This Is Where It Ends by Marieke Nijkamp

Sourcebooks Fire, 2016

Opportunity, Alabama — One close-knit community, one high school, one group of seniors getting ready to begin their independent lives. But first they must make it through one final semester, a semester that begins, as always, wtih Principal Trenton’s dreaded all school beggining-of-the-semester speech–only this semester the speech doesn’t go as planned. This semester there’s someone in the auditorium with a gun, someone who’s got a grudge against Opportunity High School, its teachers, and its students, someone who wants to make all of Opportunity pay for his anger and his sorrows.

Taking place over the span of less than an hour, this fast-paced novel follows four Opportunity students through the nightmare of a school shooting incident. Heart in mouth we are with them as they consider their lives and loves and do — or don’t — emerge on the other side to a life forever changed by the crazed boy with a gun.

I began this book on a Friday evening and though I meant to accomplish all manner of household chores on Saturday afternoon, I found myself, instead, drawn back to the book to finish reading because I simply had to know what happened and how it all fell out.

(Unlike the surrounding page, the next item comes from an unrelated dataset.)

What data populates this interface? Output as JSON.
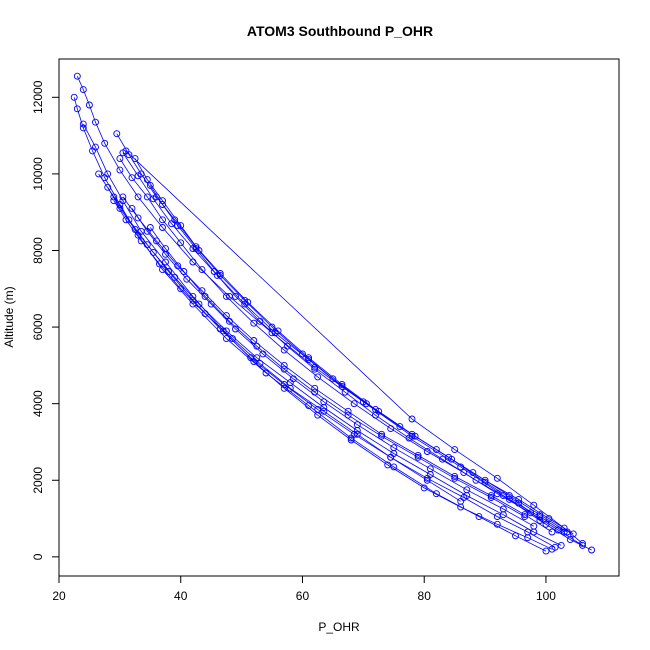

Fast paced, beautifully written, and timely, this book shows Nijkamp’s sensitivity and her understanding of teens, their worries, strengths, and troubles. Her portrayal of the four main characters and, in fact, the shooter himself allows readers to contemplate not only the complex issues in such a terrifying situation: How might one stop it? What caused it? Who might you save if you could? Where do your real loyalties lie? It also leads readers to contemplate the many factors that might lead someone to such a heinous act.

As gripping as it is, This Is Where It Ends is a hard story to read. I’m sure it was hard to write as well. Read it anyway; you’ll be glad you did. You’ll root for Nijkamp’s admirable characters and sweat with their parents and loved ones outside the school.

I received this book as an electronic Advance Reader Copy courtesy of Sourcebooks Fire and NetGalley in exchange for an honest review.

Sparked by Sheena Snow

Product DetailsSoul Mate Publishing, 2015

The government’s been building robots in a secret program, and they look exactly like humans. They’d been building them for years before anyone outside the government found out. When the secret program was discovered, the leaders won public opinion over by offering robots up for sale to the public — who wouldn’t want a robot to do the cleaning and the gardening? But Vienna doesn’t trust them, not one bit. So when her mom brings a robot into the house to be their cook Vienna is horrified. But she soon learns there’s a lot more to robots than she imagined. That’s lucky for Vienna, because before too long one gorgeous specimen of a robot is the only thing that’s keeping her safe from the government that invented him.

I was intrigued by the premise of this story: humans and robots in society, a human-robot love story to boot. Sheena Snow has written an intriguing tale. Though Vienna is a teenager, this story reads more like an adult romance/adventure than a young adult novel. That’s not really a criticism; I simply found it surprising in a book that’s being marketed as YA. It’s an adventure and a love story, but it seems particularly unmarked by adolescent angst. It’s fairly violent but not sexually explicit.

I was drawn in and read this fast-paced book quickly. A couple of unanswered details niggled at me as I read, but I can be anĀ  impatient reader and it may be that the author is saving the reveal for future books. Sparked is billed as the first book in the Metal Bones Series.

I read this book courtesy of the author and Kate Tilton in exchange for an honest review.